This President's Day seems as good a time as any for asking the question: Which Presidents smoked cigars?
In recent years, ever since the Starr Report, it's been rarer and rarer to hear the words "President" and "cigar" in the same sentence. But cigars have always been associated, in real life and pop iconography alike, with powerful people--think of all those turn-of-the-century Thomas Nast illustrations of evil precinct bosses and wealthy landowners chewing fat cigars. More positively, think of all the well-loved Presidents--from John Adams to Teddy Roosevelt to John F. Kennedy to, well, Bill Clinton--who have been occasional or frequent cigar smokers. (Given his much-publicized battle to quit smoking, it's likely that incoming Chief Executive Barack Obama won't revive this tradition.) So this President's Day, light a cigar in honor of the many cigar-smoking Presidents (or just in honor of one or two of your favorites). It'll add a little fun to a holiday that, often as not, just amounts to a day when dishwashers go on sale--and besides, why not give yourself an excuse to smoke one more stogie?
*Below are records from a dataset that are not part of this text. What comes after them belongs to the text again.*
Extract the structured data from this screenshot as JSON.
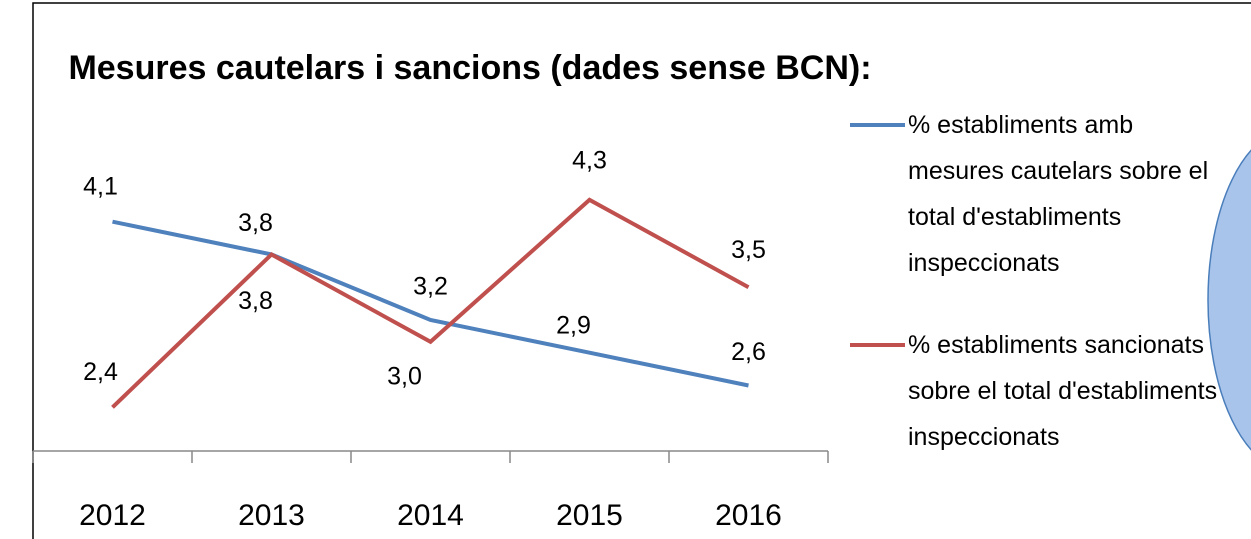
{
  "chart_data": {
    "type": "line",
    "title": "Mesures cautelars i sancions (dades sense BCN):",
    "categories": [
      "2012",
      "2013",
      "2014",
      "2015",
      "2016"
    ],
    "ylim": [
      2,
      4.5
    ],
    "series": [
      {
        "name": "% establiments amb mesures cautelars sobre el total d'establiments inspeccionats",
        "color": "#4f81bd",
        "values": [
          4.1,
          3.8,
          3.2,
          2.9,
          2.6
        ],
        "value_labels": [
          "4,1",
          "3,8",
          "3,2",
          "2,9",
          "2,6"
        ]
      },
      {
        "name": "% establiments sancionats sobre el total d'establiments inspeccionats",
        "color": "#c0504d",
        "values": [
          2.4,
          3.8,
          3.0,
          4.3,
          3.5
        ],
        "value_labels": [
          "2,4",
          "3,8",
          "3,0",
          "4,3",
          "3,5"
        ]
      }
    ]
  }
}
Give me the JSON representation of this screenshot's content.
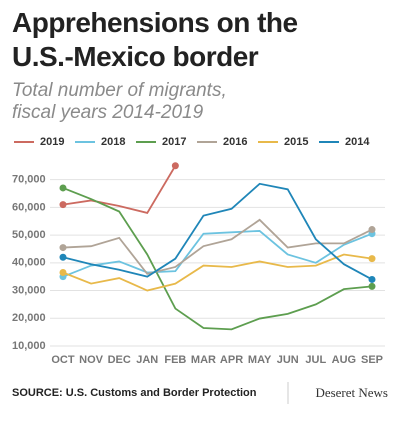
{
  "chart_data": {
    "type": "line",
    "title": "Apprehensions on the U.S.-Mexico border",
    "subtitle": "Total number of migrants, fiscal years 2014-2019",
    "categories": [
      "OCT",
      "NOV",
      "DEC",
      "JAN",
      "FEB",
      "MAR",
      "APR",
      "MAY",
      "JUN",
      "JUL",
      "AUG",
      "SEP"
    ],
    "series": [
      {
        "name": "2019",
        "color": "#cc6a60",
        "values": [
          61000,
          62500,
          60500,
          58000,
          75000,
          null,
          null,
          null,
          null,
          null,
          null,
          null
        ]
      },
      {
        "name": "2018",
        "color": "#6cc3e0",
        "values": [
          35000,
          39000,
          40500,
          36500,
          37000,
          50500,
          51000,
          51500,
          43000,
          40000,
          46500,
          50500
        ]
      },
      {
        "name": "2017",
        "color": "#5d9e4f",
        "values": [
          67000,
          63000,
          58500,
          43000,
          23500,
          16500,
          16000,
          19900,
          21600,
          25000,
          30500,
          31500
        ]
      },
      {
        "name": "2016",
        "color": "#b0a497",
        "values": [
          45500,
          46000,
          49000,
          36000,
          38500,
          46000,
          48500,
          55500,
          45500,
          47000,
          47000,
          52000
        ]
      },
      {
        "name": "2015",
        "color": "#e8b94a",
        "values": [
          36500,
          32500,
          34500,
          30000,
          32500,
          39000,
          38500,
          40500,
          38500,
          39000,
          43000,
          41500
        ]
      },
      {
        "name": "2014",
        "color": "#1f86b8",
        "values": [
          42000,
          39500,
          37500,
          35000,
          41500,
          57000,
          59500,
          68500,
          66500,
          48500,
          39500,
          34000
        ]
      }
    ],
    "ylim": [
      10000,
      76000
    ],
    "yticks": [
      {
        "value": 10000,
        "label": "10,000"
      },
      {
        "value": 20000,
        "label": "20,000"
      },
      {
        "value": 30000,
        "label": "30,000"
      },
      {
        "value": 40000,
        "label": "40,000"
      },
      {
        "value": 50000,
        "label": "50,000"
      },
      {
        "value": 60000,
        "label": "60,000"
      },
      {
        "value": 70000,
        "label": "70,000"
      }
    ],
    "grid": true,
    "source": "SOURCE: U.S. Customs and Border Protection",
    "credit": "Deseret News"
  }
}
The two Presidents who are honored by Presidents' Day--George Washington and Abraham Lincoln--may or may not have been cigar smokers, but one of them, Washington, was a major grower of tobacco and (as the movie "Dazed and Confused" reminded us) hemp. Tobacco was a major cash crop on which the Southern economy depended--indeed, Great Britain's many attempts to manipulate that success was one of the many background factors that helped lead to the American Revolution--and thus cigars played a major indirect role in the lives of two early Presidents, Washington and Thomas Jefferson, the third President and intellectual architect of that same Revolution. But nobody knows for sure whether they themselves smoked. We do know that John Adams--who hailed from, and represented the cultural peak of, the rival Northeastern faction of the new nation, and was thus Thomas Jefferson's friendly rival for most of their lives--was a cigar smoker, as was James Madison, the fourth President.
Adams's son, John Quincy Adams, served as our sixth President--and, like his father, also a smoker. His rival, and the man who unseated him in the hotly contested 1828 elections, was Andrew Jackson, a two-term President and cigar smoker. After Jackson's departure from office, the Presidency falls into the hands of pipe smokers for two terms (under Van Buren and the ill-fated, short-serving William Henry Harrison), before John Tyler, a cigar smoker, takes office in 1841. Other nineteenth-century Presidential cigar aficionados include Zachary Taylor, Andrew Johnson, and of course Ulysses S. Grant, who loved the things so much that he smoked twenty of them a day. Chester Arthur, Benjamin Harrison, and William McKinley round out the list of Presidential cigar fans of the nineteenth century.
But the real nineteenth century story, on this topic, might be Henry Clay, the wildly popular Kentucky Senator and Representative who ran for President so many times it became a sort of running gag--like Pat Buchanan during the 1990s, or Ralph Nader in the past four elections. But Clay had more credibility--and much better chances of becoming President than these two campaigners. And he was the first prominent U.S. personality to give his name to a cigar brand: Henry Clays were widely smoked throughout nineteenth-century America, attesting to the popularity both of Clay and of smoking.
During the twentieth century, unsurprisingly, Presidential smoking decreases. Warren Harding, Calvin Coolidge and Herbert Hoover probably did some damage to the tradition of Oval Office cigar smoking, as perhaps did Franklin Delano Roosevelt, a well-loved President who opted for cigarettes instead of cigars. But cigar smoking receives a Presidential boost again with John F. Kennedy--he loved Cuban cigars in particular so much that he dispatched his Secretary of State, Pierre Salinger, to buy a huge box of them the night before he signed the Cuban embargo into law. Lyndon Johnson and Richard Nixon also puffed on stogies, as did, of course, William Jefferson Clinton, who was named for Thomas Jefferson, which brings us full circle.